Statistical significance is important, as the following example illustrates:
If a municipality has a population of only 100 and one person dies of respiratory disease, that would reflect an enormously high rate of death when compared with the standard national rate of 43 deaths per 100,000 people. In this case, one death would produce a mortality rate of 1,000 deaths per 100,000 population, What might sound like a major health problem actually is a statistical anomaly produced by a population too small to draw valid conclusions.
We produced confidence intervals for the 14 counties whose results are stable and significant. We used the Standard Mortality Rate method or SMR, to calculate confidence intervals.
Acknowledged weaknesses of the Post-Gazette ecological study include the inability to incorporate smoking rates of individual municipalities, along with other lifestyle and socioeconomic factors. Epidemiologists who reviewed our maps and methodologies point to those limitations. But most said the maps serve as an interesting first look at pollution and mortality patterns.
These maps cannot reveal what caused these deaths nor provide a direct link between mortality and sources of pollution. They also cannot say whether pollution was a factor in these deaths that also could be caused or aggravated by smoking, socioeconomic factors, traffic patterns, lifestyle and genetics.
But the maps, along with available scientific research on pollution mortality, do raise issues about potential pollution impacts. Existing scientific models predict similar results based solely on the region's pollution levels.
In reviewing locations of sources of pollution and municipal mortality rates, epidemiologists suggest looking along river valleys where plants exist and pollution can collect. Also look generally in a northeastern direction from the plants, which would reflect the direction in which prevailing wind patterns most often carry pollution.
Prevailing winds also can originate from the west or northwest, depending on time of year, the National Weather Service states. Winds can blow in any direction, which means pollution can also. Pollution levels locally and out of state combine to form a pollution stew, making it all the more difficult to point to any one source as the cause of any particular disease.

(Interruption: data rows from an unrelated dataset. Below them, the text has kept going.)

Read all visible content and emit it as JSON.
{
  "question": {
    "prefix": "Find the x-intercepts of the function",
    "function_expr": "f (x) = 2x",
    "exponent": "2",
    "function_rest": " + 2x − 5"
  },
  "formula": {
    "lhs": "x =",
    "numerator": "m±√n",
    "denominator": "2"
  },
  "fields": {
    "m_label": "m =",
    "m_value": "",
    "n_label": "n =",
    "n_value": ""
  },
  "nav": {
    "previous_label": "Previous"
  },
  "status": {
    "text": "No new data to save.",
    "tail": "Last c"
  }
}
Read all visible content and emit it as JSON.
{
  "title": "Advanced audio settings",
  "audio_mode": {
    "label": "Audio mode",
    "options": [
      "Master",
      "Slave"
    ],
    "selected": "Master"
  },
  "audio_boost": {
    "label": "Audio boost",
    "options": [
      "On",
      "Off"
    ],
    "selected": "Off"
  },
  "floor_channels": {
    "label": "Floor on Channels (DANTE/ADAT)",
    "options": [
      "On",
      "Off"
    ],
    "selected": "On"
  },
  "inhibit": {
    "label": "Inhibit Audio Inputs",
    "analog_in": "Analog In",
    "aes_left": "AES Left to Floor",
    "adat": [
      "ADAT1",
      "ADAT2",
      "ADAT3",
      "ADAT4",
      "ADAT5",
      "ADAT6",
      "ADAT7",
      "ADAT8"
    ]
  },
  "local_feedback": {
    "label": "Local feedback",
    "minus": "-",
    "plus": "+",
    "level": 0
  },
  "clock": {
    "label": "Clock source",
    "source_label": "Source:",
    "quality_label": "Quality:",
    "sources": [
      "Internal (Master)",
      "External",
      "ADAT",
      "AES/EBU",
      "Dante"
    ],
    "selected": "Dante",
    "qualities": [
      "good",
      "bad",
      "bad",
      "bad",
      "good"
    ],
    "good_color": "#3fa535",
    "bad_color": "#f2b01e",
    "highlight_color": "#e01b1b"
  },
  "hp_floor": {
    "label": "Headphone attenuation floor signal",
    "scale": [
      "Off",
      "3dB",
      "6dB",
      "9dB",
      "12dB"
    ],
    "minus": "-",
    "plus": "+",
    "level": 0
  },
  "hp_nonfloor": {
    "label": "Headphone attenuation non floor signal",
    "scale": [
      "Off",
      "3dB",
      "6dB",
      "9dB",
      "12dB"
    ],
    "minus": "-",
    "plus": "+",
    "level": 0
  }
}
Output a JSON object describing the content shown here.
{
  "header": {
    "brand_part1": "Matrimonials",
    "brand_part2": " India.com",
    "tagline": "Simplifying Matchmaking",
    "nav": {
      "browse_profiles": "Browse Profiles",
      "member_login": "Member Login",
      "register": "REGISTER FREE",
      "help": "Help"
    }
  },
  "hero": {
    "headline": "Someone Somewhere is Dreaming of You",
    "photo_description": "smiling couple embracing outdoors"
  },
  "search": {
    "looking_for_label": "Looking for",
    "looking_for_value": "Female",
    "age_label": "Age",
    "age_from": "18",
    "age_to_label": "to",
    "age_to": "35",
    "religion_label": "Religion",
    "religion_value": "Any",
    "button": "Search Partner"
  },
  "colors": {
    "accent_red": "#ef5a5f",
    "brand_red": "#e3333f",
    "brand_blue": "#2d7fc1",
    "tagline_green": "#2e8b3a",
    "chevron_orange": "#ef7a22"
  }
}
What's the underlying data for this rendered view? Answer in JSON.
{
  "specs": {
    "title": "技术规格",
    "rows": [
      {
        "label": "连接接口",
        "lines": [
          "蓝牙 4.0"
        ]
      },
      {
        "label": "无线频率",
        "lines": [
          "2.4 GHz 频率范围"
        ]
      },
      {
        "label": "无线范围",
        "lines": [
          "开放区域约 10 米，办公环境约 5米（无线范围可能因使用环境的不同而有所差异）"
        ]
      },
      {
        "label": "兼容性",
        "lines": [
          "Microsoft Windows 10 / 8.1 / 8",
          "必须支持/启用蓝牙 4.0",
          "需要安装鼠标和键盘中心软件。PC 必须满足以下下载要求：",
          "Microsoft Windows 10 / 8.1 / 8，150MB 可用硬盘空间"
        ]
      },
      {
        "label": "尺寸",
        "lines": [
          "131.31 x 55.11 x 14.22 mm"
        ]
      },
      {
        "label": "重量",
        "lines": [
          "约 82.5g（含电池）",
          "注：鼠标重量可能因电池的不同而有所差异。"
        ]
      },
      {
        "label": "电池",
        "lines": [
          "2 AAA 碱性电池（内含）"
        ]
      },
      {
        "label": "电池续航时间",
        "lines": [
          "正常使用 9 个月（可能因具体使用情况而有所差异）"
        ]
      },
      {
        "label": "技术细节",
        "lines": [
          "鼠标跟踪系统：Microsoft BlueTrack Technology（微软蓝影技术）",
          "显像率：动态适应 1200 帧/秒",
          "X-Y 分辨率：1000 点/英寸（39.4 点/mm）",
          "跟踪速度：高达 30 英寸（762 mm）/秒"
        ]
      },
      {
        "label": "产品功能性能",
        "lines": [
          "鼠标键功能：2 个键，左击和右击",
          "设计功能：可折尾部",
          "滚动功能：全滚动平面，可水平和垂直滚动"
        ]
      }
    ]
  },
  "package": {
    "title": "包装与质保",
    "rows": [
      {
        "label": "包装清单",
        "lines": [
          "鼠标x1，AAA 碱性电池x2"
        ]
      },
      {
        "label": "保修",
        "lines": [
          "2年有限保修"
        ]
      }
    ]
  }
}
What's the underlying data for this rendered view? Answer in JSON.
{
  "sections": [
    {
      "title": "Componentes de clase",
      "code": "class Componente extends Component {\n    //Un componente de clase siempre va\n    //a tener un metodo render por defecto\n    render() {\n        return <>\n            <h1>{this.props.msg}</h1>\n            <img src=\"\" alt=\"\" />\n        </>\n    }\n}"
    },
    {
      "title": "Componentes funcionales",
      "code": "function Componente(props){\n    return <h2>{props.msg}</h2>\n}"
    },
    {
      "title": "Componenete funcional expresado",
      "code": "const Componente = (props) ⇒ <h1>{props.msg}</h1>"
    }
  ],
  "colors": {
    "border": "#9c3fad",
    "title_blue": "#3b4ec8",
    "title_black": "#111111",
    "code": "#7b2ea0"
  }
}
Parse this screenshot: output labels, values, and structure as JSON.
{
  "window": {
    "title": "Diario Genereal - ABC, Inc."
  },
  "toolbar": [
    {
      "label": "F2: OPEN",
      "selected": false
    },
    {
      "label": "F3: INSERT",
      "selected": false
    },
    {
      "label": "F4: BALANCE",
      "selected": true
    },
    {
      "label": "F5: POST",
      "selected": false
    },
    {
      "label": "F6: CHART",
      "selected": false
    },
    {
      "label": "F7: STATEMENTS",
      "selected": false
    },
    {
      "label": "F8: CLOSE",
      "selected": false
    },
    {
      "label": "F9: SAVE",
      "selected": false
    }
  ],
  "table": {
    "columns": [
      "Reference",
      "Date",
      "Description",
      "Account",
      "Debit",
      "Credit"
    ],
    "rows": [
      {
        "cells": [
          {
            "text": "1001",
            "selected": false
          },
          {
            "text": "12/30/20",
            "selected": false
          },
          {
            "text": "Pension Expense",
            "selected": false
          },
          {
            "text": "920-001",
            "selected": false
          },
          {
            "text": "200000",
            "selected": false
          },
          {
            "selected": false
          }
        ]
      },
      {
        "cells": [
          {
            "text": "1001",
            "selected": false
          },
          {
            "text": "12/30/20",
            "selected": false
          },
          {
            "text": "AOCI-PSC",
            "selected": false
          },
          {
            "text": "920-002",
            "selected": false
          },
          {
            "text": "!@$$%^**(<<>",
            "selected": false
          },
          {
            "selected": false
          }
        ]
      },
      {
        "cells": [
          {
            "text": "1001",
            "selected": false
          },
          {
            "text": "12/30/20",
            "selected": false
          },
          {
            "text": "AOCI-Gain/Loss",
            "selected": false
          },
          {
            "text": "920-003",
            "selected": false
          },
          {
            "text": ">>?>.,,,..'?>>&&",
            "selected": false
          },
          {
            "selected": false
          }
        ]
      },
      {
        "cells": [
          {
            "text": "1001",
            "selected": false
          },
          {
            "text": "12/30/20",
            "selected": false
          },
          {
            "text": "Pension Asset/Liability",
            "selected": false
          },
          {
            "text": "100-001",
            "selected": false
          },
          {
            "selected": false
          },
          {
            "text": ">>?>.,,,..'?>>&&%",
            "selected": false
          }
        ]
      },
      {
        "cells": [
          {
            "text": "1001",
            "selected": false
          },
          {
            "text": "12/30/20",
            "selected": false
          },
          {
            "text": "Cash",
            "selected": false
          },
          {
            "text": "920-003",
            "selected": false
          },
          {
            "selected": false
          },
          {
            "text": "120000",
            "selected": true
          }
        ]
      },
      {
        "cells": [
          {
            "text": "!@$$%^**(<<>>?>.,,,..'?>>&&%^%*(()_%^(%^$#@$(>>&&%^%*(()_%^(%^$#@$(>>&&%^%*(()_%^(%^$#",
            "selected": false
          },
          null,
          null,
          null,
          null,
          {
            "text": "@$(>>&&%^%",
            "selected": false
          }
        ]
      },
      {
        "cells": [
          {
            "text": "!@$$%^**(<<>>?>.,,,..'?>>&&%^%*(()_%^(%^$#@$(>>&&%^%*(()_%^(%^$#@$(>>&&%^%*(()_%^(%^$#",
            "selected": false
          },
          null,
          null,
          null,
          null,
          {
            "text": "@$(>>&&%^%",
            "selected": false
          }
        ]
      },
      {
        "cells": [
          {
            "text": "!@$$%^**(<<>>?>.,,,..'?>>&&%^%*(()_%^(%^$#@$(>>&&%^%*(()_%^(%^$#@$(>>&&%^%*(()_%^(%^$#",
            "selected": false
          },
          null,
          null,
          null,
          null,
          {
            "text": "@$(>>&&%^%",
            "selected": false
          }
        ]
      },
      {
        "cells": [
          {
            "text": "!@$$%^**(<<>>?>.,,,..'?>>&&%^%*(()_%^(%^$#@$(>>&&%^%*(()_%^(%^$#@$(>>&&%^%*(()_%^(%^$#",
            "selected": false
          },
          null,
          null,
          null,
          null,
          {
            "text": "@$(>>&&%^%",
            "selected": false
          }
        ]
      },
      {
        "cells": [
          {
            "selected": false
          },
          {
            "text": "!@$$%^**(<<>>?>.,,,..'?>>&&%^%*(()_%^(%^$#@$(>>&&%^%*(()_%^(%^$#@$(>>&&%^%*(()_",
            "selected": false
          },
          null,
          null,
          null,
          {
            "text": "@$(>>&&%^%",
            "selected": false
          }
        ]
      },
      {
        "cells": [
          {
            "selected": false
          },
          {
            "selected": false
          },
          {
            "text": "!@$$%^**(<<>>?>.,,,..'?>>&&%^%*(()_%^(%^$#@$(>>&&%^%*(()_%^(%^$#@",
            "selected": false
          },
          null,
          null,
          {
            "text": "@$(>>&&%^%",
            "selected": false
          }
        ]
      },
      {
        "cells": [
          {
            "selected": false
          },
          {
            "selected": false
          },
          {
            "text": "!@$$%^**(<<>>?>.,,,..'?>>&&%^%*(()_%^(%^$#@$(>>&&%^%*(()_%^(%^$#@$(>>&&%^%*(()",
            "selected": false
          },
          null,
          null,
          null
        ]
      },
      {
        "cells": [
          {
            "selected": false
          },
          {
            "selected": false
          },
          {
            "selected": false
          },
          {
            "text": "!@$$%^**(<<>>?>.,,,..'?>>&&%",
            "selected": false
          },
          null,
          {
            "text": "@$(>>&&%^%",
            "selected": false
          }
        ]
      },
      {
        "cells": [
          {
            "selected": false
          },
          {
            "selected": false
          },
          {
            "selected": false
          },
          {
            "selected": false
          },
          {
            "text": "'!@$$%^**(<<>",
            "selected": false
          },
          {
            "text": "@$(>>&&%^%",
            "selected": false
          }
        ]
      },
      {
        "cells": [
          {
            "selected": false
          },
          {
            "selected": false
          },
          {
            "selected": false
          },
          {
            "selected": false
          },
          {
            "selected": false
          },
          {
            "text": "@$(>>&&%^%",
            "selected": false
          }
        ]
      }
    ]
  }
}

So the online Post-Gazette maps are the result of numerous prototypes that underwent corrections, revisions, updates and reviews.
We are aware that they, as with any study, are open to debate, criticism and analysis. We would suggest that each person review them with caution and draw his or her own conclusions based on the data provided, known study limitations and with regard to other facts provided in the full Post-Gazette series.
The ultimate hope? That the study, the maps and stories will lead to more inquiry about our knowledge of pollution in the region.